We have all heard of people and various digital activists arguing that no one is ever safe as long as they have shared their personal information and interests online. This is because the famous and leading browsers and search engines are reportedly spying on us and monitoring all our online activity. These vary from the social media platforms like Facebook and Twitter to Google and other shopping websites. The above platforms use the information gathered as a result of our online activity to sell us everything as well as feeding us with biased political views.
To a large extent, this is true based on my personal experience on social media and shopping websites. For instance, there was a time I was shopping for a phone and as a result, visited online malls to search for one which met my requirements. Ever since, whenever I am online doing a completely different activity, there are adverts everywhere on the screen featuring phones and tablets. This, therefore, leads to the development of a firm belief that the various pieces of information I share online are usually being monitored and I am indirectly being led to things and information which is connected to my perceived interests. Therefore, it would be valid to argue that the various social media platforms and search engines usually track and monitor our online activities and use that information to sell us stuff and ideas. As a result, no one is safe.
Consequently, one is led to the aspect of digital dystopia. So, what is a digital dystopia? To start off, the term dystopia itself refers to societies or communities which are in possession of behavior and characteristics which are regarded as being undesirable or frightening. Dystopian communities have been featured in many fictional works of art and films which are in most cases are set in the future. These societies are in most cases represented by tyrannical governments as well as environmental meltdowns. In an overall outlook, this term is associated with dehumanization and a general decline of the society at large. Therefore, digital dystopia can now be used to refer to the above communities but this time dwelling entirely in the digital and online space.
The above online communities or societies engage in what is referred to as digital dystopia. The information regarding their presence is at most fictional, with little tangible evidence being in existence to support these claims and allegations. The better part of my knowledge stock regarding this topic has been shared by international “hacktivist” groups which always claim that my data is always being tracked. Furthermore, it is argued that social media platforms, specifically Facebook, usually leaks personal information of its users to various interest groups and that they often record every user’s phone conversations. However, as earlier mentioned, the validity of the above allegations is up to probing and questioning.

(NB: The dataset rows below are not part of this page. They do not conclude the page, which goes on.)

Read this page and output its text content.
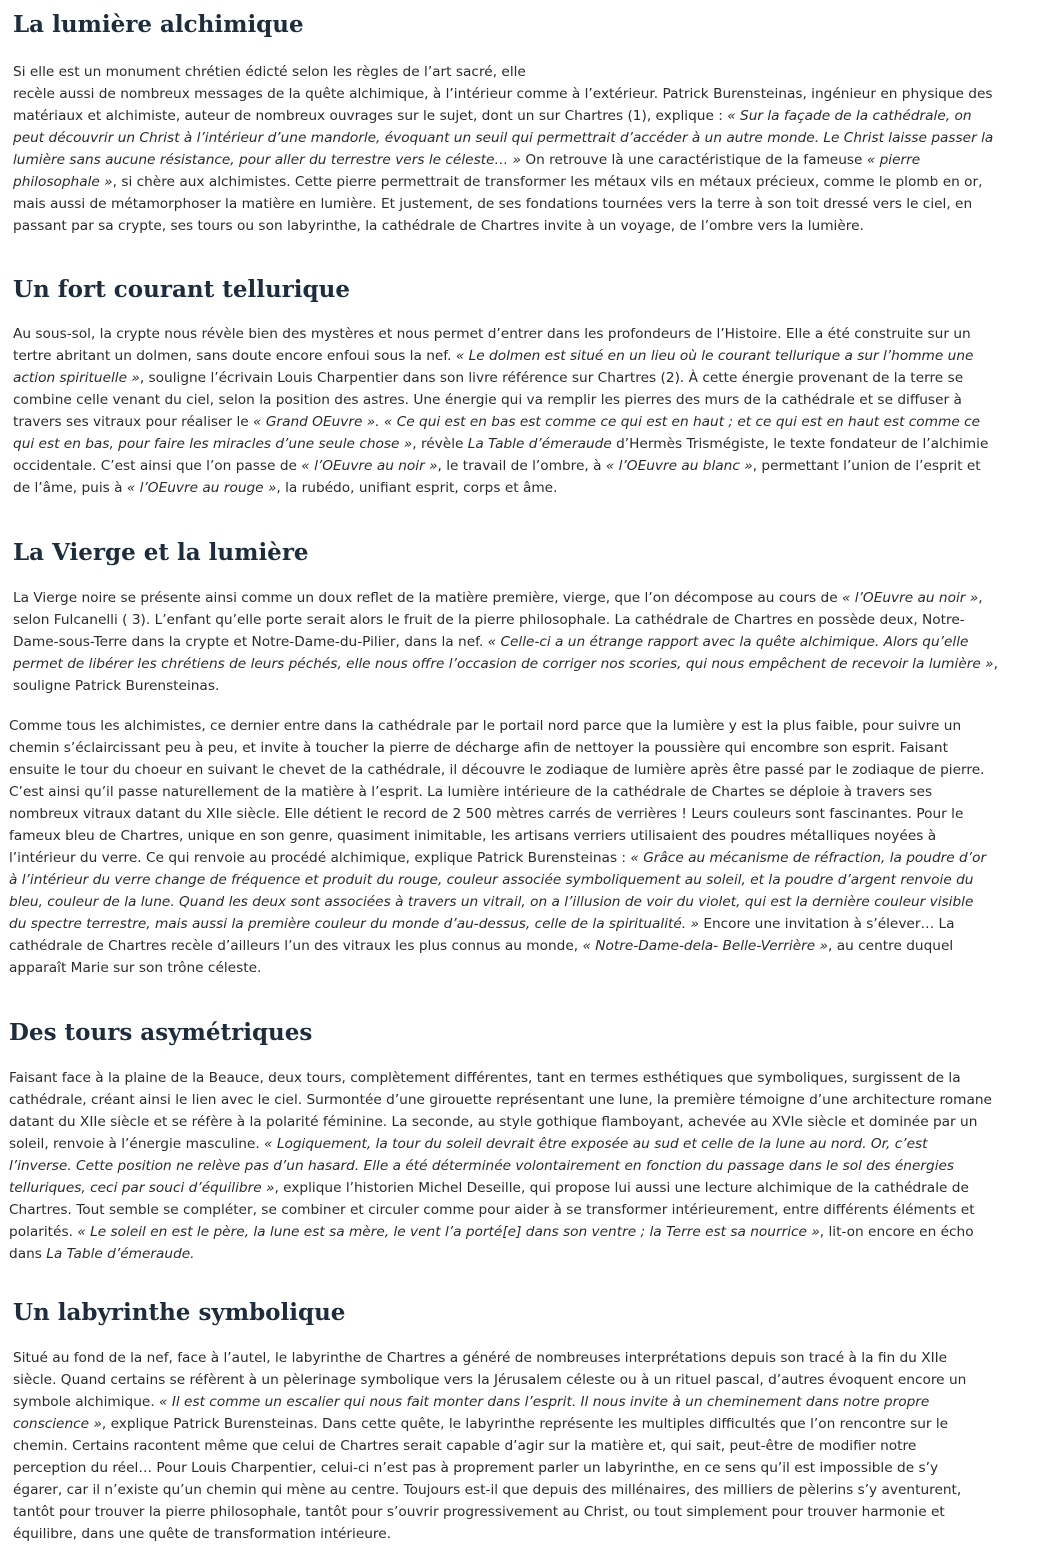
La lumière alchimique

Si elle est un monument chrétien édicté selon les règles de l’art sacré, elle
recèle aussi de nombreux messages de la quête alchimique, à l’intérieur comme à l’extérieur. Patrick Burensteinas, ingénieur en physique des matériaux et alchimiste, auteur de nombreux ouvrages sur le sujet, dont un sur Chartres (1), explique : « Sur la façade de la cathédrale, on peut découvrir un Christ à l’intérieur d’une mandorle, évoquant un seuil qui permettrait d’accéder à un autre monde. Le Christ laisse passer la lumière sans aucune résistance, pour aller du terrestre vers le céleste… » On retrouve là une caractéristique de la fameuse « pierre philosophale », si chère aux alchimistes. Cette pierre permettrait de transformer les métaux vils en métaux précieux, comme le plomb en or, mais aussi de métamorphoser la matière en lumière. Et justement, de ses fondations tournées vers la terre à son toit dressé vers le ciel, en passant par sa crypte, ses tours ou son labyrinthe, la cathédrale de Chartres invite à un voyage, de l’ombre vers la lumière.

Un fort courant tellurique

Au sous-sol, la crypte nous révèle bien des mystères et nous permet d’entrer dans les profondeurs de l’Histoire. Elle a été construite sur un tertre abritant un dolmen, sans doute encore enfoui sous la nef. « Le dolmen est situé en un lieu où le courant tellurique a sur l’homme une action spirituelle », souligne l’écrivain Louis Charpentier dans son livre référence sur Chartres (2). À cette énergie provenant de la terre se combine celle venant du ciel, selon la position des astres. Une énergie qui va remplir les pierres des murs de la cathédrale et se diffuser à travers ses vitraux pour réaliser le « Grand OEuvre ». « Ce qui est en bas est comme ce qui est en haut ; et ce qui est en haut est comme ce qui est en bas, pour faire les miracles d’une seule chose », révèle La Table d’émeraude d’Hermès Trismégiste, le texte fondateur de l’alchimie occidentale. C’est ainsi que l’on passe de « l’OEuvre au noir », le travail de l’ombre, à « l’OEuvre au blanc », permettant l’union de l’esprit et de l’âme, puis à « l’OEuvre au rouge », la rubédo, unifiant esprit, corps et âme.

La Vierge et la lumière

La Vierge noire se présente ainsi comme un doux reflet de la matière première, vierge, que l’on décompose au cours de « l’OEuvre au noir », selon Fulcanelli ( 3). L’enfant qu’elle porte serait alors le fruit de la pierre philosophale. La cathédrale de Chartres en possède deux, Notre-Dame-sous-Terre dans la crypte et Notre-Dame-du-Pilier, dans la nef. « Celle-ci a un étrange rapport avec la quête alchimique. Alors qu’elle permet de libérer les chrétiens de leurs péchés, elle nous offre l’occasion de corriger nos scories, qui nous empêchent de recevoir la lumière », souligne Patrick Burensteinas.

Comme tous les alchimistes, ce dernier entre dans la cathédrale par le portail nord parce que la lumière y est la plus faible, pour suivre un chemin s’éclaircissant peu à peu, et invite à toucher la pierre de décharge afin de nettoyer la poussière qui encombre son esprit. Faisant ensuite le tour du choeur en suivant le chevet de la cathédrale, il découvre le zodiaque de lumière après être passé par le zodiaque de pierre. C’est ainsi qu’il passe naturellement de la matière à l’esprit. La lumière intérieure de la cathédrale de Chartes se déploie à travers ses nombreux vitraux datant du XIIe siècle. Elle détient le record de 2 500 mètres carrés de verrières ! Leurs couleurs sont fascinantes. Pour le fameux bleu de Chartres, unique en son genre, quasiment inimitable, les artisans verriers utilisaient des poudres métalliques noyées à l’intérieur du verre. Ce qui renvoie au procédé alchimique, explique Patrick Burensteinas : « Grâce au mécanisme de réfraction, la poudre d’or à l’intérieur du verre change de fréquence et produit du rouge, couleur associée symboliquement au soleil, et la poudre d’argent renvoie du bleu, couleur de la lune. Quand les deux sont associées à travers un vitrail, on a l’illusion de voir du violet, qui est la dernière couleur visible du spectre terrestre, mais aussi la première couleur du monde d’au-dessus, celle de la spiritualité. » Encore une invitation à s’élever… La cathédrale de Chartres recèle d’ailleurs l’un des vitraux les plus connus au monde, « Notre-Dame-dela- Belle-Verrière », au centre duquel apparaît Marie sur son trône céleste.

Des tours asymétriques

Faisant face à la plaine de la Beauce, deux tours, complètement différentes, tant en termes esthétiques que symboliques, surgissent de la cathédrale, créant ainsi le lien avec le ciel. Surmontée d’une girouette représentant une lune, la première témoigne d’une architecture romane datant du XIIe siècle et se réfère à la polarité féminine. La seconde, au style gothique flamboyant, achevée au XVIe siècle et dominée par un soleil, renvoie à l’énergie masculine. « Logiquement, la tour du soleil devrait être exposée au sud et celle de la lune au nord. Or, c’est l’inverse. Cette position ne relève pas d’un hasard. Elle a été déterminée volontairement en fonction du passage dans le sol des énergies telluriques, ceci par souci d’équilibre », explique l’historien Michel Deseille, qui propose lui aussi une lecture alchimique de la cathédrale de Chartres. Tout semble se compléter, se combiner et circuler comme pour aider à se transformer intérieurement, entre différents éléments et polarités. « Le soleil en est le père, la lune est sa mère, le vent l’a porté[e] dans son ventre ; la Terre est sa nourrice », lit-on encore en écho dans La Table d’émeraude.

Un labyrinthe symbolique

Situé au fond de la nef, face à l’autel, le labyrinthe de Chartres a généré de nombreuses interprétations depuis son tracé à la fin du XIIe siècle. Quand certains se réfèrent à un pèlerinage symbolique vers la Jérusalem céleste ou à un rituel pascal, d’autres évoquent encore un symbole alchimique. « Il est comme un escalier qui nous fait monter dans l’esprit. Il nous invite à un cheminement dans notre propre conscience », explique Patrick Burensteinas. Dans cette quête, le labyrinthe représente les multiples difficultés que l’on rencontre sur le chemin. Certains racontent même que celui de Chartres serait capable d’agir sur la matière et, qui sait, peut-être de modifier notre perception du réel… Pour Louis Charpentier, celui-ci n’est pas à proprement parler un labyrinthe, en ce sens qu’il est impossible de s’y égarer, car il n’existe qu’un chemin qui mène au centre. Toujours est-il que depuis des millénaires, des milliers de pèlerins s’y aventurent, tantôt pour trouver la pierre philosophale, tantôt pour s’ouvrir progressivement au Christ, ou tout simplement pour trouver harmonie et équilibre, dans une quête de transformation intérieure.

For instance, one of such allegations is directed towards the political consulting firm Cambridge Analytica which is accused of illegally acquiring data and personal information of eighty-seven million Facebook users and using it for the Trump presidential campaign. This firm collected data from Facebook users by using the various online quizzes which are quite rampant on Facebook (Ars, Technica, 7). This digital dystopia introduced a loophole which enabled their application to harvest the data of the quiz taker as well as all of his or her friends, hence serving to explain how Cambridge Analytica digital dystopia was able to collect information of such a large number of people.
I have in the past taken the various quizzes on Facebook since the respective applications promise not to share your information. People always fall for the quiz trap since it is usually in the form of an entertaining idea and the application urges you to share the various results with your friends. By so doing, friends also click on the provided link and take the quiz themselves too. Upon the completion of the questionnaire, they too share their results with their friends, and the cycle goes on eventually reaching out to an immense multitude of people.

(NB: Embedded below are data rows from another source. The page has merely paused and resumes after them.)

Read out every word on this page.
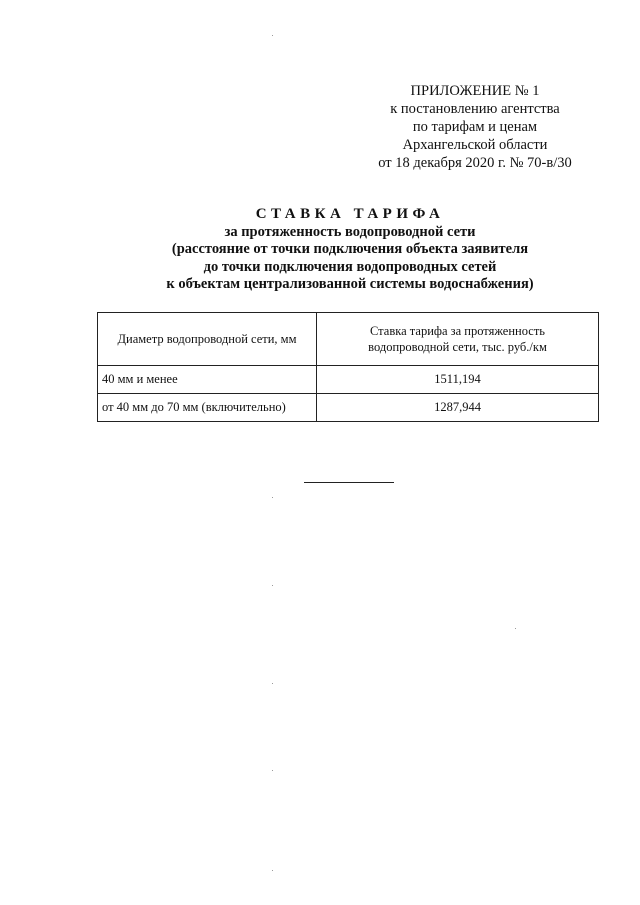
ПРИЛОЖЕНИЕ № 1
к постановлению агентства
по тарифам и ценам
Архангельской области
от 18 декабря 2020 г. № 70-в/30
СТАВКА ТАРИФА
за протяженность водопроводной сети
(расстояние от точки подключения объекта заявителя
до точки подключения водопроводных сетей
к объектам централизованной системы водоснабжения)
Диаметр водопроводной сети, мм	Ставка тарифа за протяженность
водопроводной сети, тыс. руб./км

40 мм и менее	1511,194
от 40 мм до 70 мм (включительно)	1287,944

Upon the widespread popularity of the above Cambridge Analytica scandal, I have since shunned taking part in any online quizzes. Facebook itself claims it had put measures in place to prohibit any form of sharing or selling of the data of their users accrued in the manner above. However, Cambridge Analytica ignored this arrangement and proceeded to sell the data to be used by the Trump campaign and as a consequence closed down. Facebook owner and CEO Mark Zuckerberg responded to the above scandal by stating that they have been working hard to understand how exactly the above happened and are putting measures in place to ensure that the same does not happen again.

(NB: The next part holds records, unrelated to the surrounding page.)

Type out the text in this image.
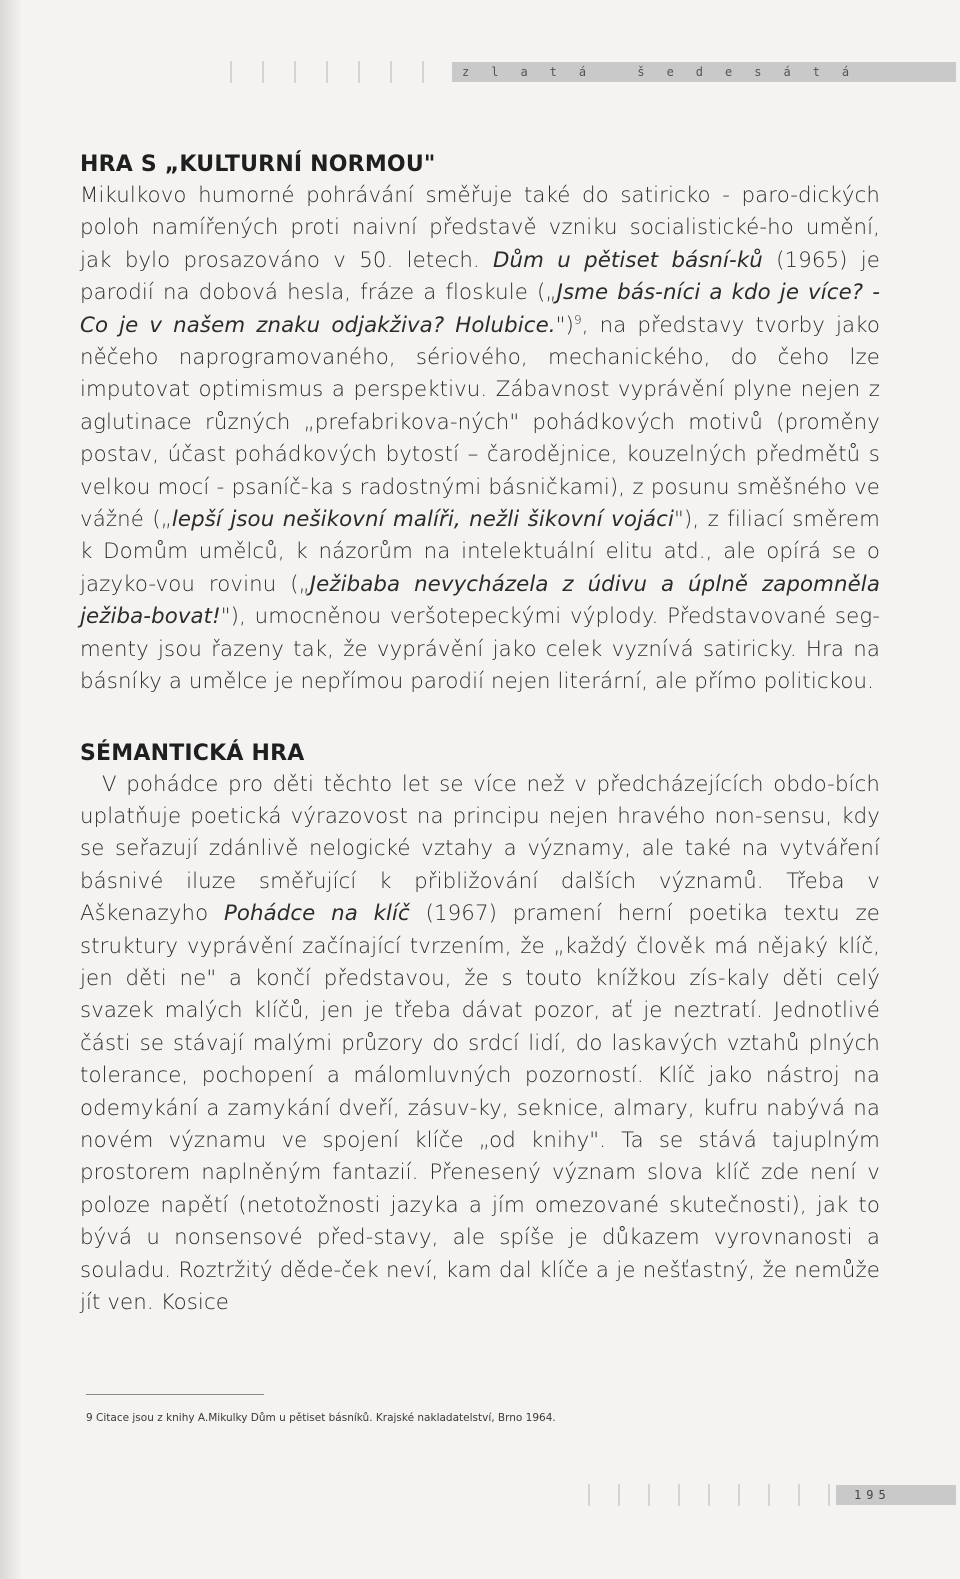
zlatá šedesátá
HRA S „KULTURNÍ NORMOU"

Mikulkovo humorné pohrávání směřuje také do satiricko - paro-dických poloh namířených proti naivní představě vzniku socialistické-ho umění, jak bylo prosazováno v 50. letech. Dům u pětiset básní-ků (1965) je parodií na dobová hesla, fráze a floskule („Jsme bás-níci a kdo je více? - Co je v našem znaku odjakživa? Holubice.")$^9$, na představy tvorby jako něčeho naprogramovaného, sériového, mechanického, do čeho lze imputovat optimismus a perspektivu. Zábavnost vyprávění plyne nejen z aglutinace různých „prefabrikova-ných" pohádkových motivů (proměny postav, účast pohádkových bytostí – čarodějnice, kouzelných předmětů s velkou mocí - psaníč-ka s radostnými básničkami), z posunu směšného ve vážné („lepší jsou nešikovní malíři, nežli šikovní vojáci"), z filiací směrem k Domům umělců, k názorům na intelektuální elitu atd., ale opírá se o jazyko-vou rovinu („Ježibaba nevycházela z údivu a úplně zapomněla ježiba-bovat!"), umocněnou veršotepeckými výplody. Představované seg-menty jsou řazeny tak, že vyprávění jako celek vyznívá satiricky. Hra na básníky a umělce je nepřímou parodií nejen literární, ale přímo politickou.

SÉMANTICKÁ HRA

V pohádce pro děti těchto let se více než v předcházejících obdo-bích uplatňuje poetická výrazovost na principu nejen hravého non-sensu, kdy se seřazují zdánlivě nelogické vztahy a významy, ale také na vytváření básnivé iluze směřující k přibližování dalších významů. Třeba v Aškenazyho Pohádce na klíč (1967) pramení herní poetika textu ze struktury vyprávění začínající tvrzením, že „každý člověk má nějaký klíč, jen děti ne" a končí představou, že s touto knížkou zís-kaly děti celý svazek malých klíčů, jen je třeba dávat pozor, ať je neztratí. Jednotlivé části se stávají malými průzory do srdcí lidí, do laskavých vztahů plných tolerance, pochopení a málomluvných pozorností. Klíč jako nástroj na odemykání a zamykání dveří, zásuv-ky, seknice, almary, kufru nabývá na novém významu ve spojení klíče „od knihy". Ta se stává tajuplným prostorem naplněným fantazií. Přenesený význam slova klíč zde není v poloze napětí (netotožnosti jazyka a jím omezované skutečnosti), jak to bývá u nonsensové před-stavy, ale spíše je důkazem vyrovnanosti a souladu. Roztržitý děde-ček neví, kam dal klíče a je nešťastný, že nemůže jít ven. Kosice

9 Citace jsou z knihy A.Mikulky Dům u pětiset básníků. Krajské nakladatelství, Brno 1964.
195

Zuckerberg was honest enough to admit that they had made mistakes, but the silver lining was that they learned from the Cambridge Analytica scandal and put measures in place to safeguard the privacy and safety of their users. However, my personal opinion is just a statement aimed at saving face and that as a Facebook and other internet websites user, I am no longer willing to share my information which on my online endeavors. This is because, despite the various claims and assurances about user safety, digital dystopia communities can always find loopholes to exploit and outmaneuver the set safety measures.